That Sam Harris, one of the leading “new atheists,” criticized the president’s nomination of Francis Collins, a professed Christian, to serve as director of the National Institutes of Health in this New York Times op-ed yesterday was hardly news. But I found the column interesting in several respects.
First, the tone was much more subdued than in Harris’s usual tirades against religion. Perhaps the Times’ op-ed editors tamed Harris’s prose, but I suspect the reasonableness of the tone is a tribute to Collins’s stature as a scientist. I wonder if the religion vs. science debate might be a little less heated if it were more often conducted by scientists, and we evangelicals were less eager to credit any claim that seems to score points against the scientific community.
Second, Harris complained that Collins may stifle research in neuroscience that seems to suggest “that minds are the products of brains, and brains are [simply] the products of evolution,” since this calls God into question. My initial reaction was (and is) that Collins seems very unlikely to interfere with valuable scientific work, regardless of where it might lead.
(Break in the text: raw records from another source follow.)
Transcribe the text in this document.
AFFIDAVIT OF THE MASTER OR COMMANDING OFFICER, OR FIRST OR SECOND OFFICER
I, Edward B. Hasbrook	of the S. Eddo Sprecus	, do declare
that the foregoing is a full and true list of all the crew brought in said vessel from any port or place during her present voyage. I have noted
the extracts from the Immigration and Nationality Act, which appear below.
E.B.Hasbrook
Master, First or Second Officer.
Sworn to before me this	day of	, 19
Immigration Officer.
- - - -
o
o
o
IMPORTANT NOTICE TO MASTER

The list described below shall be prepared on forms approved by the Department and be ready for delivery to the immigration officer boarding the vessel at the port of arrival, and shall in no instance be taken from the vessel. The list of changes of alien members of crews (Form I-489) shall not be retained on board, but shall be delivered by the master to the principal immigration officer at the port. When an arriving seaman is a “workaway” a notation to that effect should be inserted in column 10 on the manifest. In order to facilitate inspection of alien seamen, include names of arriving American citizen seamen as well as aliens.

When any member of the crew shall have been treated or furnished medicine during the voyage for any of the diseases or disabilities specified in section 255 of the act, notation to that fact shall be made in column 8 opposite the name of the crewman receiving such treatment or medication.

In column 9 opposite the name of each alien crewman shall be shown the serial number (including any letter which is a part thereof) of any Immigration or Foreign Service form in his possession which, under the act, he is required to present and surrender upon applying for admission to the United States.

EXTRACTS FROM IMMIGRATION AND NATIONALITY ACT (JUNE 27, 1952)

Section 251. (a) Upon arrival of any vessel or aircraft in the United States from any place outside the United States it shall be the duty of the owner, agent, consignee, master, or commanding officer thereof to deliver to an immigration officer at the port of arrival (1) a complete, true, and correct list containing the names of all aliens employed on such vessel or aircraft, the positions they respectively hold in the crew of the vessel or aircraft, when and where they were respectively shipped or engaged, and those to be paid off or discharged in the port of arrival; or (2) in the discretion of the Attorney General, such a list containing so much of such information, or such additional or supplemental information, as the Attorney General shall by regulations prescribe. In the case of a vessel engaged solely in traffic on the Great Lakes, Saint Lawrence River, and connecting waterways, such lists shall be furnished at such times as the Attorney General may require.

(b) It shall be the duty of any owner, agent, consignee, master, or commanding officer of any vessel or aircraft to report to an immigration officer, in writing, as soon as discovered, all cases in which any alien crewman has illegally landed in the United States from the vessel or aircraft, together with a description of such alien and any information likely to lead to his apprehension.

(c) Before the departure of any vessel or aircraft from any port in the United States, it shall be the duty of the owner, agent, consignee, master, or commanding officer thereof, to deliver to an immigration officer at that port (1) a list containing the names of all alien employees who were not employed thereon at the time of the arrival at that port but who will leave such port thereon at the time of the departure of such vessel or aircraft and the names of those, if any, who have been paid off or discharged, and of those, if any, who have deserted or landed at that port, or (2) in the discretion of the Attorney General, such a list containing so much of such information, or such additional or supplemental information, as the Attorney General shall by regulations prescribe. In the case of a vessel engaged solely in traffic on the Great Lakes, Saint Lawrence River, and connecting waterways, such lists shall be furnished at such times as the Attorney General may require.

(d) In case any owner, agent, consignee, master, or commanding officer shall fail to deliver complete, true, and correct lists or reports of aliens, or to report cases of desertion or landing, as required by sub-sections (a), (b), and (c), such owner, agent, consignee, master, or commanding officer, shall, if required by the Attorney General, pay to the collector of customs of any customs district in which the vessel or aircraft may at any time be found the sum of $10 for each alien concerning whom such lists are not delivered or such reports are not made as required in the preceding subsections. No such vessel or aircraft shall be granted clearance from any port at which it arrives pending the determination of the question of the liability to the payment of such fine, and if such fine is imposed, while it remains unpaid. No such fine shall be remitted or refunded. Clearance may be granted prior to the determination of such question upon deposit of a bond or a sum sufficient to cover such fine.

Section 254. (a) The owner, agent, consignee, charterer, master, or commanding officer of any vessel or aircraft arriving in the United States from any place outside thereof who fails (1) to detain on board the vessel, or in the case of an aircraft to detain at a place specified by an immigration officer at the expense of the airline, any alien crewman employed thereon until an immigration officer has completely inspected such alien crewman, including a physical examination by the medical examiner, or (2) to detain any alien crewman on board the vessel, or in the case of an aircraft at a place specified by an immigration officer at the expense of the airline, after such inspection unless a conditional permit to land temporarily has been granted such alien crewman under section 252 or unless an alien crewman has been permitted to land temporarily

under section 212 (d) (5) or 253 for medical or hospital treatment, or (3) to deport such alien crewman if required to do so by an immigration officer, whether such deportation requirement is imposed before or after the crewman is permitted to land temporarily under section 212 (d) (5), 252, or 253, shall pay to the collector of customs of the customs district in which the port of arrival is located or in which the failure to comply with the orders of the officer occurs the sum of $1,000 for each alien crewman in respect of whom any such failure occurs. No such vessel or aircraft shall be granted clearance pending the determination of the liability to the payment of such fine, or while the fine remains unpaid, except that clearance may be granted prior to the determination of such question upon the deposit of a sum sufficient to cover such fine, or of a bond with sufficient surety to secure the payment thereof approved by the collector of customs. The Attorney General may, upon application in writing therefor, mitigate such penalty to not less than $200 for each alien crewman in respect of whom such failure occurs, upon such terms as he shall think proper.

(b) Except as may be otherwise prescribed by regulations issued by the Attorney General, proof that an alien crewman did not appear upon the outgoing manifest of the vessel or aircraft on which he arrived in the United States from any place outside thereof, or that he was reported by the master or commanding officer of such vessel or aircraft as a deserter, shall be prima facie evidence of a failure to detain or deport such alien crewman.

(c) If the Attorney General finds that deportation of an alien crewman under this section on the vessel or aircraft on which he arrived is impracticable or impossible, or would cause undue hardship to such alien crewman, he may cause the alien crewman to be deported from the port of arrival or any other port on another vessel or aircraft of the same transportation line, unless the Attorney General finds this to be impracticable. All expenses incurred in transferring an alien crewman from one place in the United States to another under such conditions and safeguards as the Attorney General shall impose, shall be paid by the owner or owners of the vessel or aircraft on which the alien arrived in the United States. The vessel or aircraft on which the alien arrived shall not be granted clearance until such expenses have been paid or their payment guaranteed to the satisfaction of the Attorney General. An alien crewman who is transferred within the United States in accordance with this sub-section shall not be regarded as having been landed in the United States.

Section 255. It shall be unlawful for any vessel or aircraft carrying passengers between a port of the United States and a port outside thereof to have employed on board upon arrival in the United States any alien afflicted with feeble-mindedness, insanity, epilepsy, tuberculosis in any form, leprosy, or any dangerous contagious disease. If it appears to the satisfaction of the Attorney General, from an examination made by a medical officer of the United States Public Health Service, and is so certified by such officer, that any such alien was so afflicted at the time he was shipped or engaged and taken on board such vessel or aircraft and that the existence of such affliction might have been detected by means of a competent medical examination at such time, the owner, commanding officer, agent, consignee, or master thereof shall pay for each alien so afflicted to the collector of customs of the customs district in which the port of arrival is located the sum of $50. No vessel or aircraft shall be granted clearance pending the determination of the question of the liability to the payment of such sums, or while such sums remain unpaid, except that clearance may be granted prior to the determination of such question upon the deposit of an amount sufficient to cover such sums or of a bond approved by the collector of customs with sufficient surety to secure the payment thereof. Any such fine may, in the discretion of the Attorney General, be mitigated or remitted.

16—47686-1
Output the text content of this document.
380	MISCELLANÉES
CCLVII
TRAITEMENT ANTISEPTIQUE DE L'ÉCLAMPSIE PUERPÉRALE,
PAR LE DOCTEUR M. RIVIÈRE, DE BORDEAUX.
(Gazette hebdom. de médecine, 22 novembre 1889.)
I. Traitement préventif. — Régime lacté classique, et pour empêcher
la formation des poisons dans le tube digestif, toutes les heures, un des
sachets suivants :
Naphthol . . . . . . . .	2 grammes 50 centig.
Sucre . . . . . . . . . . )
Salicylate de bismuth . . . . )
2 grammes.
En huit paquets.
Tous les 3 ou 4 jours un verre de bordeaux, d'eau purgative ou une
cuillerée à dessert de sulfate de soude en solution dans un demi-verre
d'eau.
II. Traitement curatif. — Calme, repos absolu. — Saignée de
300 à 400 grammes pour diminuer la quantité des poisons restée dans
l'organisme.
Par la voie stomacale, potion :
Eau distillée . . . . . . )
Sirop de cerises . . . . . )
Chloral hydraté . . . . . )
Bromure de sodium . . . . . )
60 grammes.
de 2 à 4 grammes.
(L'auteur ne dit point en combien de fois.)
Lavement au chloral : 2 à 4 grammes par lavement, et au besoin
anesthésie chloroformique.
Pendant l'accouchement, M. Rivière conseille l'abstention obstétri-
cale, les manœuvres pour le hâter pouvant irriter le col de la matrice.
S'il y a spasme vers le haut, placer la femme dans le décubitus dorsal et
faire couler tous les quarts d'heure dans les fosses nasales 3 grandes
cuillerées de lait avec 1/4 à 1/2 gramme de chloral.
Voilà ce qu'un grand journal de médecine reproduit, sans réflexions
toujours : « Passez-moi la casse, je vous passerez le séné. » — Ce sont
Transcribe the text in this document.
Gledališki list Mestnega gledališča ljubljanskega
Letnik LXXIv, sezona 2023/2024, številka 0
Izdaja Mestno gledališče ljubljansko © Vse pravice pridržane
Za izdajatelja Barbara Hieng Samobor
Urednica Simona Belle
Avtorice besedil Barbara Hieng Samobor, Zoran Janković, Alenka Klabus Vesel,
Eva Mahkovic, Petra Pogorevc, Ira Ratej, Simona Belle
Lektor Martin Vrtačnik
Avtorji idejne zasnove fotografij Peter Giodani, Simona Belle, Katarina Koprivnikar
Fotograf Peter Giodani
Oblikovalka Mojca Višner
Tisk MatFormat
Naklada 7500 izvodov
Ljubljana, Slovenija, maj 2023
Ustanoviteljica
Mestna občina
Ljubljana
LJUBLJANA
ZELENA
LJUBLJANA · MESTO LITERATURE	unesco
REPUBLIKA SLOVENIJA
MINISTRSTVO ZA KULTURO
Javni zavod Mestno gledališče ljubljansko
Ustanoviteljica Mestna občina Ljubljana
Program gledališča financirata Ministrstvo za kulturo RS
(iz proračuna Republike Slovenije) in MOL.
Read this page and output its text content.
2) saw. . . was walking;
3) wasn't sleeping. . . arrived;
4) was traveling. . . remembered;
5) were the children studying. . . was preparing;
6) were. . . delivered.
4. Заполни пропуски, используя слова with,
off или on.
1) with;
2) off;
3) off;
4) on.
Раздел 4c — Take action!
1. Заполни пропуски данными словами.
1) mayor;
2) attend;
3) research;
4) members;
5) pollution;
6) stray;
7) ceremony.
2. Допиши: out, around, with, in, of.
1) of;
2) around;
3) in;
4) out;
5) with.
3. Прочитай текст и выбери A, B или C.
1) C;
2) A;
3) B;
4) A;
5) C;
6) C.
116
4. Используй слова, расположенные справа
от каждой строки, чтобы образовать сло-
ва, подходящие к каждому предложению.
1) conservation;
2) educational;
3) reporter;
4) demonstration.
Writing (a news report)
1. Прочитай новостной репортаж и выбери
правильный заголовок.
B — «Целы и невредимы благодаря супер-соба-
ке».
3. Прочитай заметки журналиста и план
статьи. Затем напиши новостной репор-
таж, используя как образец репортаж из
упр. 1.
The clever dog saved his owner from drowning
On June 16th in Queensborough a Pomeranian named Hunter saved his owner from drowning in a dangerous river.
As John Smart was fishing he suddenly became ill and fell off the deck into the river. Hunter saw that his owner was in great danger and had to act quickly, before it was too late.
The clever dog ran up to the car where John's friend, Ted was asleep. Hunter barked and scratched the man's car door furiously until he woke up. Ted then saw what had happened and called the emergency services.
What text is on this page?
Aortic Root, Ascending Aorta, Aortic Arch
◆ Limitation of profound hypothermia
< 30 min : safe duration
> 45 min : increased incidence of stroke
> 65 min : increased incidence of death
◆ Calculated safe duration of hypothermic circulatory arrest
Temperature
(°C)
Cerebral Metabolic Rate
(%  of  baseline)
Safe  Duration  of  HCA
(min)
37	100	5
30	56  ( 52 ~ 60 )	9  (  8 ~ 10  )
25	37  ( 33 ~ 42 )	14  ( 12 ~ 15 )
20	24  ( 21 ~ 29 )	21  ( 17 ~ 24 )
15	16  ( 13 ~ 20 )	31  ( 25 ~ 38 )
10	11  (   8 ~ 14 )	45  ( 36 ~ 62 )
But I also think it’s important to cast a skeptical eye, if not on the work itself, at least on the claims made for this work. This isn’t my field, but my sense is that the claims made for the neuroscience findings we have thus far often go far beyond any reasonable interpretation of the science. Some scholars claim, for instance, that criminal laws should not focus on “desert” (that is, the badness of criminal behavior) because criminal behavior is simply a product of our brains. This is an area in which I suspect that Christian lawyer-scientists might make important contributions.